My wisdom comes mostly from the species article, and I didn't even quote that correctly:



> Sexually active males can be quite aggressive; therefore, several females should ideally be housed with just one male of the species. The recommended tank size for an adult is at least 125 gallons.


That author seems to think just one male with several females is best, but hopefully somebody else who has actually kept venustus can ad their 2c. I'll move this to the Malawi Section in the hope to get more input, and leave the shadow in the Frontosa Folder.


----------



## Fogelhund (Dec 3, 2002)

I've seen them mixed together successfully. Plenty of big caves for the frontosas, and the venestus typically get pushed out of the caves.


----------



## rgr4475 (Mar 19, 2008)

I have a male Front and a male Venestus in my 180g for about a year now. So far they ignore each other. However they are not fully mature.


----------



## fox (Jun 11, 2009)

We keep venustus but no front's. We do keep other large Haps though and the venustus do their own thing. He will need a place to call home or he will get stressed. Our male maintains two bowers that he trys to lure the girls towards. He can get assertive with that.

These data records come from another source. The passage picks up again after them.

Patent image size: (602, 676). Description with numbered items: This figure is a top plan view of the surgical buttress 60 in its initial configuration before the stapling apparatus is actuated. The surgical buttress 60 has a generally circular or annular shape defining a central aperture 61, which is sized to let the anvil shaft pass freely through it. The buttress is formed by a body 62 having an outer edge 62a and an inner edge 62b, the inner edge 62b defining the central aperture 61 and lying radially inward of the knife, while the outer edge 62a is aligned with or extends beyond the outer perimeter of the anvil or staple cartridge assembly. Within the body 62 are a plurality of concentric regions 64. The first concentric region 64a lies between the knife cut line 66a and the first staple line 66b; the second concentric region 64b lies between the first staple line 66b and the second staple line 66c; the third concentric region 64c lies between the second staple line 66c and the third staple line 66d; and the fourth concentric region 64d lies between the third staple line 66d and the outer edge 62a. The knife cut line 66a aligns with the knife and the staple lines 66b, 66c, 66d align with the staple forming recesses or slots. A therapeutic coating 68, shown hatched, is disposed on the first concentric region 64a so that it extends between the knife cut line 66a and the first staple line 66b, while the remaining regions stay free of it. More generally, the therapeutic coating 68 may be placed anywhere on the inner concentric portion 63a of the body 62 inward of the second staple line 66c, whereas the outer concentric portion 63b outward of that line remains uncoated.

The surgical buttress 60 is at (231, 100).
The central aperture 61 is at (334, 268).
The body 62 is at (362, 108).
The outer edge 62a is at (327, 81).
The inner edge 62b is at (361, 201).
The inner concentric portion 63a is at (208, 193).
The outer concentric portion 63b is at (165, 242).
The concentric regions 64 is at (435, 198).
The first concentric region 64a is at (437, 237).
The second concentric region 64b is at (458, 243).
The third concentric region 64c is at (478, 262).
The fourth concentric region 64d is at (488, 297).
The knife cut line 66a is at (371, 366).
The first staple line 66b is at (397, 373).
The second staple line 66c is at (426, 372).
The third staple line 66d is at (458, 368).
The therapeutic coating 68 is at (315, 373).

The male does get aggressive when he wants to spawn and will try to clear his real estate, this seems to be the only time he gets out of hand.


----------



## cicklid (Feb 15, 2011)

Would between6-7 Be the ending amount of each.Does that mean i need to raise more until the sex becomes known,Then take out the extra males?Can i keep 1 male and 3 females of both vens and fronts?thanks for all the replies anymore would be read and appreciated
Cicklid


----------